Son ayları kederli ve sıkıntılı geçti. Hz. Peygamber’in ﷺ haber verdiği gibi onun vefatının ardından beş buçuk ay gibi kısa bir süre sonra vefat etti. O Resûl-i Ekrem’in ﷺ şu sözlerle övdüğü seçkin biriydi: “Cennet kadınlarının en üstünleri Hatice bint Hüveylid, Fâtıma bint Muhammed, Meryem bint İmran, Âsiye bint Muzahhim’dir.” (Ahmed b. Hanbel, Müsned, 1/36.)
Kanaat Ahlâkıyla Yaşamak
Hz. Fâtıma tek başına bir destan. Baştan sona ibretlerle dolu bir kitap âdeta. Hayatından iki kareye dikkatimizi verelim. Birincisi onun üstün edep ve kanaatini anlatıyor: Peygamber Efendimiz’in ﷺ saadetli kızı, aynı zamanda İslâm devlet başkanının kızı olmasına rağmen ev işlerini kendisi yapıyordu. Evine kırbalarla su taşır, el değirmeninde un öğütürdü. Tabii bunları yaparken ellerinde kırba izleri ve nasırlar oluşurdu. Hz. Ali eşinin bu durumundan ve ona bir hizmetçi tutamamaktan dolayı üzülüyordu. Bir gün onun bu haline dayanamayarak “Ey Fâtıma! Hz. Peygambere ﷺ söylesen de sana bir hizmetçi verse olur mu?” dedi.

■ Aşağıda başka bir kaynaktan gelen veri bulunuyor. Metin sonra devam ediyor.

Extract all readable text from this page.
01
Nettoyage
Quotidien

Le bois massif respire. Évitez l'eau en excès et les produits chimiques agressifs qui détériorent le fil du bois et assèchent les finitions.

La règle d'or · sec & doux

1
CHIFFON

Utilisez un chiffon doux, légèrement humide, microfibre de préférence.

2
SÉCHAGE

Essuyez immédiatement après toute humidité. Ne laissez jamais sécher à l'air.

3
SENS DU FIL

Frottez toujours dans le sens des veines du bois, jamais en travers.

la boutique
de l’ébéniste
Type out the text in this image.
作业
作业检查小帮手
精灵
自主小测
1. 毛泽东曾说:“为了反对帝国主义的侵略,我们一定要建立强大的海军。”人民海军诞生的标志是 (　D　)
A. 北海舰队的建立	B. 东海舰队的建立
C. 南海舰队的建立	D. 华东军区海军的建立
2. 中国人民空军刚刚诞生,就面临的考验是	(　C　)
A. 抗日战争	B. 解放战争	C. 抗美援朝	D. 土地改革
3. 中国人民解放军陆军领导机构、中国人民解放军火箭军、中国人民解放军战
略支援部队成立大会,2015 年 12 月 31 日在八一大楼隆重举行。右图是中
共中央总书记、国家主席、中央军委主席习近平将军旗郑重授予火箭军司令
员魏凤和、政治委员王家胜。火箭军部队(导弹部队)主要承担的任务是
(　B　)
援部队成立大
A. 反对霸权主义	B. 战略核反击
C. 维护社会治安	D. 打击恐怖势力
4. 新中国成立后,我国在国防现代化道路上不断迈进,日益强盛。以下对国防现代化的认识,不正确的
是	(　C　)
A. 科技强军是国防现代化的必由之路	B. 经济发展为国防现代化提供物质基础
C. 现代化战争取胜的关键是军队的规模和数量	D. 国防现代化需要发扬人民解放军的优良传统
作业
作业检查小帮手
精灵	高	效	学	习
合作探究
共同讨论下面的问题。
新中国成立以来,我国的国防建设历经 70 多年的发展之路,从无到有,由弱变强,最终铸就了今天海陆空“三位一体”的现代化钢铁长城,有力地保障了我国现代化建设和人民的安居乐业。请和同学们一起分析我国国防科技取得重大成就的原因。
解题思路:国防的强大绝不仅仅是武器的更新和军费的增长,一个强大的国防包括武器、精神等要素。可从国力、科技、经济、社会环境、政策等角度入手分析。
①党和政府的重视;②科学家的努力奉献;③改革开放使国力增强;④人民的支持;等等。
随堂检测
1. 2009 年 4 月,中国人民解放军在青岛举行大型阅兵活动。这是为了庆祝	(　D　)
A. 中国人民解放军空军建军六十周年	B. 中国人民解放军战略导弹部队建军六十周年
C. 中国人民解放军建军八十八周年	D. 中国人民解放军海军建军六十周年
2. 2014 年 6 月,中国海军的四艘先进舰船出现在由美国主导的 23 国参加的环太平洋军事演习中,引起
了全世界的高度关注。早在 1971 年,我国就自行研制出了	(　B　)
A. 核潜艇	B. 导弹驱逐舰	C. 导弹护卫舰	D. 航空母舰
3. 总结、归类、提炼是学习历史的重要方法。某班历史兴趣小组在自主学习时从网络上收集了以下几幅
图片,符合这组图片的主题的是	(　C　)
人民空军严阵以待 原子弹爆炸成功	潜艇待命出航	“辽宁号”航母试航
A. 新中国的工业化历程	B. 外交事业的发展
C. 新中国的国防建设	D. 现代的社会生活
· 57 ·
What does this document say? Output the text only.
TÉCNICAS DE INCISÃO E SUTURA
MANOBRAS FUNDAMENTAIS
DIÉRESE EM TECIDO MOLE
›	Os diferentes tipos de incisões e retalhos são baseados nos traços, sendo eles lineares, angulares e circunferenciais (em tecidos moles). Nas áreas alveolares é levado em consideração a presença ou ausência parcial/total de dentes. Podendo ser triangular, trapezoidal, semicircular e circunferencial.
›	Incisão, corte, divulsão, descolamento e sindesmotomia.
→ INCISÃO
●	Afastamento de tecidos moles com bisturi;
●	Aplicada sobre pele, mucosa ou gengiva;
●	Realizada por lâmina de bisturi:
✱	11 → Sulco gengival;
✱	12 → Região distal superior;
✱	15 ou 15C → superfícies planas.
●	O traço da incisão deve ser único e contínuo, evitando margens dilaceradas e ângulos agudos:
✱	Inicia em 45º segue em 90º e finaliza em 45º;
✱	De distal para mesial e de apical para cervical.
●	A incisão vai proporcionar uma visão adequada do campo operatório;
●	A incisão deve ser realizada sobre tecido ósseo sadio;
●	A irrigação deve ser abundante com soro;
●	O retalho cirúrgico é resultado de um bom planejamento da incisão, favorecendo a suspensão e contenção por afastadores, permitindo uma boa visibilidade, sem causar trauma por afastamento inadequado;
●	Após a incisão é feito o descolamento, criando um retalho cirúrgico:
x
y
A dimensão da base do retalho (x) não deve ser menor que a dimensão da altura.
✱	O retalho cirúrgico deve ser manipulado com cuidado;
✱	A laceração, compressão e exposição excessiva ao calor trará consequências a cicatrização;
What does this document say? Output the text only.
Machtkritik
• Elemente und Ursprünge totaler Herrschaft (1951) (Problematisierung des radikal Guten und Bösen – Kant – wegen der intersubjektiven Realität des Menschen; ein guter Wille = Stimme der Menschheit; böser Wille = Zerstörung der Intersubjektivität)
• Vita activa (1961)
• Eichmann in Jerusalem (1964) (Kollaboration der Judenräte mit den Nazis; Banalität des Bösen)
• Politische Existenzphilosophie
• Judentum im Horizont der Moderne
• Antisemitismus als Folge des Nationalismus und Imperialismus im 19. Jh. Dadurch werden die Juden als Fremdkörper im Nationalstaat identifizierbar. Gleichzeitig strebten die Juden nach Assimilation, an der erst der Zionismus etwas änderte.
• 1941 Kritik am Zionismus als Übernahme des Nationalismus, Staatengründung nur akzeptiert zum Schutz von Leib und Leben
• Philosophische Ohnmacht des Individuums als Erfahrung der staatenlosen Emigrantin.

Fâtıma annemiz çaresizlikten dolayı Resûlullah Efendimiz’in ﷺ yanına durumu arz için gitti. Fakat o sırada sahabelerle oturuyordu. Bu durumda halini izhar etmekten çekinen Hz. Fâtıma, hacetini dile getiremeden evine döndü. Kızının bir ihtiyacı olduğunu ferasetiyle anlayan Resûl-i Ekrem ﷺ ertesi gün ilk iş olarak damadı Hz. Ali’nin evine gitti. Fâtıma annemizin yanına oturarak ihtiyacının ne olduğunu sordu. Fâtıma annemiz yine hayâ etti ve bir şey söyleyemedi. Bunun üzerine Hz. Ali, Allah resulüne ﷺ hizmetçi ihtiyacını anlattı. Hz. Peygamber ﷺ bu talep karşısında şöyle dedi: “Fâtımacığım! Ben daha suffa ehlinin ihtiyaçlarını gideremedim, sana nasıl hizmetçi vereyim.
Ey kızım Fâtıma! Ben sana hizmetçiden daha hayırlı bir şey öğreteyim mi? Bununla dünya ve ahiret işlerinde Allah ﷻ sana yeter. Her sabah namazından sonra otuz üç kere sübhânallah, otuz üç kere elhamdülillâh ve otuz üç kere de Allahüekber dersen Allah ﷻ sana dünya ve ahiret işlerinde yeter’ buyurdu. Fâtıma annemiz de cevaben üç defa “Allah ve resûlünden razı oldum” demiştir. (Buhârî, Humus, 6; Müslim, Zikir, 80.)
Fâtıma annemiz kendi eşine ve babasına ihtiyacını söylemeyecek kadar hayâ sahibiydi. Erkek sahabiler arasına son derece insanî bir ihtiyaç için dahi girmemeye gayret etti. “Betül” ismini taşıması böylesi bir hassasiyetin neticesiydi.